The Notebook was saddened to hear about the recent closures of three VAVINO favorites: Hume Winery, Unicorn Winery, and Wintergreen Winery. The reasons behind the closures are not certain based on our research, but we gathered they relate to owners yearning to retire, and/or the business was more intensive and costly than the owners (or new owners) imagined.
As anyone familiar with the industry in the Commonwealth can tell you, making a lucrative business out of grape growing in Virginia is not the sure-fire recipe for success as it may be in California (that is, when drought and earthquakes do not interfere with growing), Oregon, Australia, or France. Mother nature plays a big part, as do all variety of animal life (mammals, birds, and insects), fickle patrons, bottling and distribution costs, and so on.
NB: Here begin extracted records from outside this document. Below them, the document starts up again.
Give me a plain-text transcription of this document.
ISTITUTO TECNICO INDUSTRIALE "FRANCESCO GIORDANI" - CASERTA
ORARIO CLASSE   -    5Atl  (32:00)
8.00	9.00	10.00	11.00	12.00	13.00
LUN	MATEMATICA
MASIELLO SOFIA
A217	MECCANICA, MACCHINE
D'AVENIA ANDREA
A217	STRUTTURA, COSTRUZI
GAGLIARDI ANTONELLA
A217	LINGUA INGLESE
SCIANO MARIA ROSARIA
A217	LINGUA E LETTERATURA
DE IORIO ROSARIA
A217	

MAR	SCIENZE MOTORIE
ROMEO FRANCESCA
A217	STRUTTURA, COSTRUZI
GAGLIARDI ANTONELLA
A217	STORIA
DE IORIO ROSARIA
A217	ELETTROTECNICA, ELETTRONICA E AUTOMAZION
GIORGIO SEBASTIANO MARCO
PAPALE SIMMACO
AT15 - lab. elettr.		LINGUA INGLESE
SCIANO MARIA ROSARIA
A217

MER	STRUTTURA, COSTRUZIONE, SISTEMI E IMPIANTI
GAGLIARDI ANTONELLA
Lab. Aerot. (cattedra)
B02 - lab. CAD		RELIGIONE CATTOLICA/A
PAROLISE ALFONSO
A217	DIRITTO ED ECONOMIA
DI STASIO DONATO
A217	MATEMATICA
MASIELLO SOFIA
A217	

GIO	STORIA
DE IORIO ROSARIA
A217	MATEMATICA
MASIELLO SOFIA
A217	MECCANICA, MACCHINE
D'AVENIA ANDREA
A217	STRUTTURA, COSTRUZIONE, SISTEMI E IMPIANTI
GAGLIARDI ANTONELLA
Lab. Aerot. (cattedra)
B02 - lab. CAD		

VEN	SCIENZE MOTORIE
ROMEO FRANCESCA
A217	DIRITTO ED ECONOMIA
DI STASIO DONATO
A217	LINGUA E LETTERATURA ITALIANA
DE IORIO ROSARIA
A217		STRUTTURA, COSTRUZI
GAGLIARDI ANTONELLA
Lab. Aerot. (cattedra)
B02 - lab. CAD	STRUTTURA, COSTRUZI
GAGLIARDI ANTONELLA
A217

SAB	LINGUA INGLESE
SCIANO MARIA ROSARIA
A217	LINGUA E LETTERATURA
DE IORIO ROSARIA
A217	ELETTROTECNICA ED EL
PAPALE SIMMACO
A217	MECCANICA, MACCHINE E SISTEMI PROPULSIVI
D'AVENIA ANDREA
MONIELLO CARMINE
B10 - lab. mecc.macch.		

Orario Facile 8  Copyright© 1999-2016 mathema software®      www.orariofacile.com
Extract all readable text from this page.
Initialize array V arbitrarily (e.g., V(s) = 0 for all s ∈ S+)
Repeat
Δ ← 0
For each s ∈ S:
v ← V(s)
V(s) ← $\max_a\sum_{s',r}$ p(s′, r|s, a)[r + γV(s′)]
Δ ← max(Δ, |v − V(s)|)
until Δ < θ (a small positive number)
Hume Winery was the youngest of the three. They opened in 2011, what planned to be a side project for the owners. However we understand the owners' day jobs increased in intensity. What was meant to be a weekend hobby turned out to be burdensome and costly. Assistance from other wineries was appreciated, and their location in the Flint Hill/Front Royal area of Northern Virginia was striking (especially when lightning struck on this very warm summer day in 2012):
The tasting room was a restored cabin that provided an intimate experience. With a little help from wineries such as Breaux, Hume was crafting fine wines from the time they opened their door to their last vintage.
One of the most memorable experiences the Notebook had at Hume was a crazy hailstorm during the summer of 2012. The storm clouds in the photos above welcomed us, and twenty minutes later the skies opened up. We captured the event on film--click here to check it out.
Not every visit was as unstable:
Hume Winery will be missed. Fortunately for those who live in this area of the Blue Ridge foothills, a winery opened last year close to Hume to fill the gap left with Hume's closing: Winding Road Cellars.
Unicorn Winery was a perennial favorite of the blogmasters. Located about five minutes from busy route 211 between Warrenton and Washington, VA. Several years ago, new owners acquired Unicorn and immediately made improvements to the property, and the wine. A fountain was installed in the pond on the property, which was previously peaceful but rather lily pad and algae clogged. More picnic tables were added along the shore of the pond, and down the hill on the banks of the Rappahannock River. The wine improved as well, particularly the Meritage blend. And we also enjoyed the visits from Franc, their mellow, prize-winning Schnauzer.
Shots from Unicorn over the years:
Unicorn frequently paired up with other wineries, such as Hartwood near Fredericksburg, for mini festivals on their property. Despite being close to a busy U.S. highway, Unicorn was a true best kept secret; a low key alternative to the busier, more bustling wineries further down the highway.
Wintergreen Winery was located in Nelson County, south of Waynesboro, near the entrance to the Wintergreen Resort. Like Unicorn, Wintergreen was one of the Virginia originals; about 15 new wineries (and a few breweries) have sprung up in Nelson Country over the last ten years, but the Notebook always found our way back to Wintergreen, for the wine, the gracious (and funny) hosts and hostesses, and the view.....
Circa 2004 (original Wintergreen logo sign):
Wintergreen Winery had an irresistible picnic area, where you could hear the gentle rapids of the Rockfish River. Rockfish is a familiar name to anyone familiar with the TV show The Waltons. Earl Hamner, the real "John Boy," grew up in the area (the Waltons Museum is about 20 minutes away from Wintergreen). He visited the winery on occasion to give informal talks and sign books.
Circa 2009, updated logo sign:
Every time the bloggers would bring friends to Wintergreen, we would go for the Black Rock Red, kick back by the river, and it seemed as if we were melting into the landscape that day.
We sincerely wish the former owners of Hume, Unicorn, and Wintergreen all the best in their future endeavors. You will be missed.